Come chiaramente si desume dall’art. 2, comma 1 della legge n. 89/2001, il fatto giuridico che fa sorgere il diritto all’equa riparazione da essa prevista è costituito dalla “violazione della Convenzione per la salvaguardia dei diritti dell’uomo e delle libertà fondamentali, ratificata ai sensi della legge 4 agosto 1955 n. 848, sotto il profilo del mancato rispetto del termine ragionevole di cui all’art. 6, paragrafo 1, della Convenzione”. La legge n. 89/2001, cioè, identifica il fatto costitutivo del diritto all’indennizzo per relationem, riferendosi ad una specifica norma della CEDU. Questa Convenzione ha istituito un giudice (Corte europea dei diritti dell’uomo, con sede a Strasburgo) per il rispetto delle disposizioni in essa contenute (art. 19), onde non può che riconoscersi a detto giudice il potere di individuare il significato di dette disposizioni e perciò di interpretarle.
Poiché il fatto costitutivo del diritto attribuito dalla legge n. 89/2001 consiste in una determinata violazione della CEDU, spetta al Giudice della CEDU individuare tutti gli elementi di tale fatto giuridico, che pertanto finisce con l’essere “conformato” dalla Corte di Strasburgo, la cui giurisprudenza si impone, per quanto attiene all’applicazione della legge n. 89/2001, ai giudici italiani.
Non è necessario, allora, porsi il problema generale dei rapporti tra la CEDU e l’ordinamento interno, posto che qualunque sia l’opinione che si abbia su tale controverso problema, e quindi sulla collocazione della CEDU nell’ambito delle fonti del diritto interno, è certo che l’applicazione diretta nell’ordinamento italiano di una norma della CEDU, sancita dalla legge n. 89/2001 (e cioè dall’art.6, § 1, nella parte relativa al “termine ragionevole”), non può discostarsi dall’interpretazione che della stessa norma dà il giudice europeo.
L’opposta tesi, diretta a consentire una sostanziale diversità tra l’applicazione che la legge n. 89/2001 riceve nell’ordinamento nazionale e l’interpretazione data dalla Corte di Strasburgo al diritto alla ragionevole durata del processo, renderebbe priva di giustificazione la detta legge n. 89/2001 e comporterebbe per lo Stato italiano la violazione dell’art. 1 della CEDU, secondo cui “le Parti Contraenti riconoscono ad ogni persona soggetta alla loro giurisdizione i diritti e le libertà definiti al titolo primo della presente Convenzione” (in cui è compreso il citato art. 6, che prevede il diritto alla definizione del processo entro un termine ragionevole).
Le ragioni che hanno determinato l’approvazione della legge n. 89/2001 si individuano nella necessità di prevedere un rimedio giurisdizionale interno contro le violazioni relative alla durata dei processi, in modo da realizzare la sussidiarietà dell’intervento della Corte di Strasburgo, sancita espressamente dalla CEDU (art. 35: “la Corte non può essere udita se non dopo l’esaurimento delle vie di ricorso interne”).
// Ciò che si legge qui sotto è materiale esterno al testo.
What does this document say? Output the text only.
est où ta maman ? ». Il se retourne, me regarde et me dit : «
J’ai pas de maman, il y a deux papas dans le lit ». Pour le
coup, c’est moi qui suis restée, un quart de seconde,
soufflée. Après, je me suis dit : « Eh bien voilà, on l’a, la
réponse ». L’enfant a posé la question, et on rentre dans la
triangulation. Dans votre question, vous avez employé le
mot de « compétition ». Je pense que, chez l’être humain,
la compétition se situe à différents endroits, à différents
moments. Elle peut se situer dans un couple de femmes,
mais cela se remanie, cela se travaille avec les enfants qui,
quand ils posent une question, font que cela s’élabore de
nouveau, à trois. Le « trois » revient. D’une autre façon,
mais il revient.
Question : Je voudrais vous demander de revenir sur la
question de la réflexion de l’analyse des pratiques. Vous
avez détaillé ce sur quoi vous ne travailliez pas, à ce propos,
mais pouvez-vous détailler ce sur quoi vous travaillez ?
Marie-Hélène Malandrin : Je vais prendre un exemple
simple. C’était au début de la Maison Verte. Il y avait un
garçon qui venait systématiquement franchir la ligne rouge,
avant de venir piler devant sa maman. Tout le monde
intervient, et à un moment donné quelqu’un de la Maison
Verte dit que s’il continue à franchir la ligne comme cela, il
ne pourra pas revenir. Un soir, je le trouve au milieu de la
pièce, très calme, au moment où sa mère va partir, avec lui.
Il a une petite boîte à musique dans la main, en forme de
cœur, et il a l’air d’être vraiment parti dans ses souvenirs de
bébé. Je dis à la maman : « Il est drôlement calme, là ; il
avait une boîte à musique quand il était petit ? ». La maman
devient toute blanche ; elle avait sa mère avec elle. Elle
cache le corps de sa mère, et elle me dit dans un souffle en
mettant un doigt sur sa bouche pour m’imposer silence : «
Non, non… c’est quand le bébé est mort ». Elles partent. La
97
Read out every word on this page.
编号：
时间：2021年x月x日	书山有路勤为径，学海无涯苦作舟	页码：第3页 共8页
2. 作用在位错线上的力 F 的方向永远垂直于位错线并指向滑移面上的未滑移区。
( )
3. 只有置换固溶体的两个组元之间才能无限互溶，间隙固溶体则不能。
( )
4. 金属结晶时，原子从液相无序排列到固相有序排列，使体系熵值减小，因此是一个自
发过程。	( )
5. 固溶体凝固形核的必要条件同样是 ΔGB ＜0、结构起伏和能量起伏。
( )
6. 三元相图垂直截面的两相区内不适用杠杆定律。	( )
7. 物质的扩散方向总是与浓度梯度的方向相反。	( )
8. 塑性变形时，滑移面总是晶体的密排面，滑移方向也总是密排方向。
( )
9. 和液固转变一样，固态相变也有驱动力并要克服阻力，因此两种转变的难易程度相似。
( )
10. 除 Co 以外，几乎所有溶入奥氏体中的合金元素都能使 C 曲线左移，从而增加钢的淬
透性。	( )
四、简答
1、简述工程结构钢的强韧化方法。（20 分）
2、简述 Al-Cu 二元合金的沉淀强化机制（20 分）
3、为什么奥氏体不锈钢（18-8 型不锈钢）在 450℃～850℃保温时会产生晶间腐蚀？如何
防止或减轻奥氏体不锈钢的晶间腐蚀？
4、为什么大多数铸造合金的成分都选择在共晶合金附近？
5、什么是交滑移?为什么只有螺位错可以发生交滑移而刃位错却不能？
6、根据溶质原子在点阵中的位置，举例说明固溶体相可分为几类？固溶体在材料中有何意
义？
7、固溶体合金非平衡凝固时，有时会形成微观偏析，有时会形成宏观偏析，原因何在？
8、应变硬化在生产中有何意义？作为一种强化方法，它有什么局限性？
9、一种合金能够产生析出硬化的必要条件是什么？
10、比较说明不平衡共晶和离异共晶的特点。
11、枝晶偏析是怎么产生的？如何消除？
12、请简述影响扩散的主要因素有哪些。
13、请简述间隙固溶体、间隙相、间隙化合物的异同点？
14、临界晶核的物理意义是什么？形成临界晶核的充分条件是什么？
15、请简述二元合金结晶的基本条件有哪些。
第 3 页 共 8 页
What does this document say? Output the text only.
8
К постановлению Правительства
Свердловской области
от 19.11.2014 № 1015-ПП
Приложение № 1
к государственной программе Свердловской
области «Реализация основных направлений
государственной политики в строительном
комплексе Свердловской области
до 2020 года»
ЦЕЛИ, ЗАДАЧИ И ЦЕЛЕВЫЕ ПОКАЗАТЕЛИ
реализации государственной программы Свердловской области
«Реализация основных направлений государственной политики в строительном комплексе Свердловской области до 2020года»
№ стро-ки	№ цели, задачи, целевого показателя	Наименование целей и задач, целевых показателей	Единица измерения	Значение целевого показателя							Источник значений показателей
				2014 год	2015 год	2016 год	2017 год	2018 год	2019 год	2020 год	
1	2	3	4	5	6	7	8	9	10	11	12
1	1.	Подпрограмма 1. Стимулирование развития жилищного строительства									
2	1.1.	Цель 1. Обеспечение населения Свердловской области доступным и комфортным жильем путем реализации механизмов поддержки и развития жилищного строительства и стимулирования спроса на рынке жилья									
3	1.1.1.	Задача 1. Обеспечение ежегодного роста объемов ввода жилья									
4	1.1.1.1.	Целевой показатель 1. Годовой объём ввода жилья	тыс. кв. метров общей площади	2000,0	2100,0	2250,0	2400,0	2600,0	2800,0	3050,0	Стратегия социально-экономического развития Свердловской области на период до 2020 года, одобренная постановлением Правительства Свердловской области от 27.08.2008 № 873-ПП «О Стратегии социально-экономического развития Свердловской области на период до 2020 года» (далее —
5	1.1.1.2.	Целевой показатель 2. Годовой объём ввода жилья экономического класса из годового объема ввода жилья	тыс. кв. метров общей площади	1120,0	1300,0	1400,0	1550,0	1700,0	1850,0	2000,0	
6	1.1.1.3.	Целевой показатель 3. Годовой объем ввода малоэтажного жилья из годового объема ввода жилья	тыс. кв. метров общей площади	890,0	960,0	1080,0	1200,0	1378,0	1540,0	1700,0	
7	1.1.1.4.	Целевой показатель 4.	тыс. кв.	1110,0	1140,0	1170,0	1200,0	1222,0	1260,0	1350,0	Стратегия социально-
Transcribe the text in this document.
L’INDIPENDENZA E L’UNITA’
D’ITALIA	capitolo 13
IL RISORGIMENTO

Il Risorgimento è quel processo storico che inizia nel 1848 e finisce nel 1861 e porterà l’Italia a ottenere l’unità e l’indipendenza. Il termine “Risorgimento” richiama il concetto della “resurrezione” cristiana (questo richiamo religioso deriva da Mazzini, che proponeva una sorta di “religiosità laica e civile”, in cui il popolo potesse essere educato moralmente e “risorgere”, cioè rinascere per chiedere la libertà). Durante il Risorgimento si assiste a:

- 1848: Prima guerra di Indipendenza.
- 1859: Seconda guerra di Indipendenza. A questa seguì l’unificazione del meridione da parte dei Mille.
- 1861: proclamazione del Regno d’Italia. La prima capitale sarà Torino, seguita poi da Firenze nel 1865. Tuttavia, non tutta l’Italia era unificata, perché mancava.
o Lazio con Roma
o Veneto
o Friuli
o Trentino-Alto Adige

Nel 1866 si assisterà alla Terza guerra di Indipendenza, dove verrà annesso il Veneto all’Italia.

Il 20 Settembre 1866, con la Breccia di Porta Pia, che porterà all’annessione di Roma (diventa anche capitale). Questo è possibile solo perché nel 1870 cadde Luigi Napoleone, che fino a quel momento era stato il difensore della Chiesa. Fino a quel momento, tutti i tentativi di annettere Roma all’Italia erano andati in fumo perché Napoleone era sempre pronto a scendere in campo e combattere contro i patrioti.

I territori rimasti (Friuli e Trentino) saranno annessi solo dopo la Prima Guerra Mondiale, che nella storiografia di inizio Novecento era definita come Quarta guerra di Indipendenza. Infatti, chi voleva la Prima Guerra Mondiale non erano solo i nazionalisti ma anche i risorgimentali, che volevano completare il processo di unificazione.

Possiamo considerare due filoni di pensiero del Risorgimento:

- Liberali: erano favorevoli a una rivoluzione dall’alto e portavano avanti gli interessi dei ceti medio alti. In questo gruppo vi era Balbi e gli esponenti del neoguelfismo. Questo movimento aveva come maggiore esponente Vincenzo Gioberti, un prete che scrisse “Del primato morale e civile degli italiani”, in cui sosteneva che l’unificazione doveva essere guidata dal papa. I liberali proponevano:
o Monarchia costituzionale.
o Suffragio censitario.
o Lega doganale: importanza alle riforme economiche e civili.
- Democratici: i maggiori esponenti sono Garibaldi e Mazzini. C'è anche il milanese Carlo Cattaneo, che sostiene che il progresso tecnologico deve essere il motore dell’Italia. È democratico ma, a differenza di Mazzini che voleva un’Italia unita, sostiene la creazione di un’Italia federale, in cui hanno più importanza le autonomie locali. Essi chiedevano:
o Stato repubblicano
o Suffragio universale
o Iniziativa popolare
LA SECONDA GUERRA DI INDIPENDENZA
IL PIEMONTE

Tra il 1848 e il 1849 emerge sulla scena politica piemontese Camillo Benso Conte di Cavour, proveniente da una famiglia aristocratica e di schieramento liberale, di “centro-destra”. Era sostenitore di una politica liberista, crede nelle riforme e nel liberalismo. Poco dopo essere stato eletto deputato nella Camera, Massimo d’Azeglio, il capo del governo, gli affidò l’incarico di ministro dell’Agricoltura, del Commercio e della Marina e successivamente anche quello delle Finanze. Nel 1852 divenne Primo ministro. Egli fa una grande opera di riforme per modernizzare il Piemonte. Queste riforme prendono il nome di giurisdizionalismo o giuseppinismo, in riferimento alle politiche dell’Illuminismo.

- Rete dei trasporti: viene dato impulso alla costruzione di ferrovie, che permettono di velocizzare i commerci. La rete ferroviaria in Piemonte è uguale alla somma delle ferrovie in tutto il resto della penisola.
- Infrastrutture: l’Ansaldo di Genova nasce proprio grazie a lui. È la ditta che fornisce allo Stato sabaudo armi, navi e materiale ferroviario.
Sul detto principio di sussidiarietà si fonda il sistema europeo di protezione dei diritti dell’uomo. Da esso deriva il dovere degli Stati che hanno ratificato la CEDU di garantire agli individui la protezione dei diritti riconosciuti dalla CEDU innanzitutto nel proprio ordinamento interno e di fronte agli organi della giustizia nazionale. E tale protezione deve essere “effettiva” (art. 13 della CEDU), e cioè tale da porre rimedio alla doglianza, senza necessità che si adisca la Corte di Strasburgo.
Il rimedio interno introdotto dalla legge n. 89/2001, in precedenza, non esisteva nell’ordinamento italiano, con la conseguenza che i ricorsi contro l’Italia per la violazione dell’art. 6 della CEDU avevano “intasato” (è il termine usato dal relatore Follieri nella seduta del Senato del 28 settembre 2000) il giudice europeo. Rilevava la Corte di Strasburgo, prima della legge n. 89/2001, che le dette inadempienze dell’Italia “riflettono una situazione che perdura, alla quale non si è ancora rimediato e per la quale i soggetti a giudizio non dispongono di alcuna via di ricorso interna. Tale accumulo di inadempienze è, pertanto, costitutivo di una prassi incompatibile con la Convenzione” (quattro sentenze della Corte in data 28 luglio 1999, su ricorsi di Bottazzi, Di Mauro, Ferrari e A.P.).
La legge n. 89/2001 costituisce la via di ricorso interno che la “vittima della violazione” (così definita dall’art. 34 della CEDU) dell’art. 6 (sotto il profilo del mancato rispetto del termine ragionevole) deve udire prima di potersi rivolgere alla Corte europea per chiedere la “equa soddisfazione” prevista dall’art. 41 della CEDU, la quale, quando sussista la violazione, viene accordata dalla Corte soltanto “se il diritto interno dell’Alta Parte contraente non permette che in modo incompleto di riparare le conseguenze di tale violazione”. La legge n. 89/2001 ha, pertanto, consentito alla Corte europea di dichiarare irricevibili i ricorsi ad essa presentati (anche prima dell’approvazione della stessa legge) e diretti ad ottenere l’equa soddisfazione prevista dall’art. 41 CEDU per la lunghezza del processo (sentenza 6 settembre 2001, Brusco c. Italia).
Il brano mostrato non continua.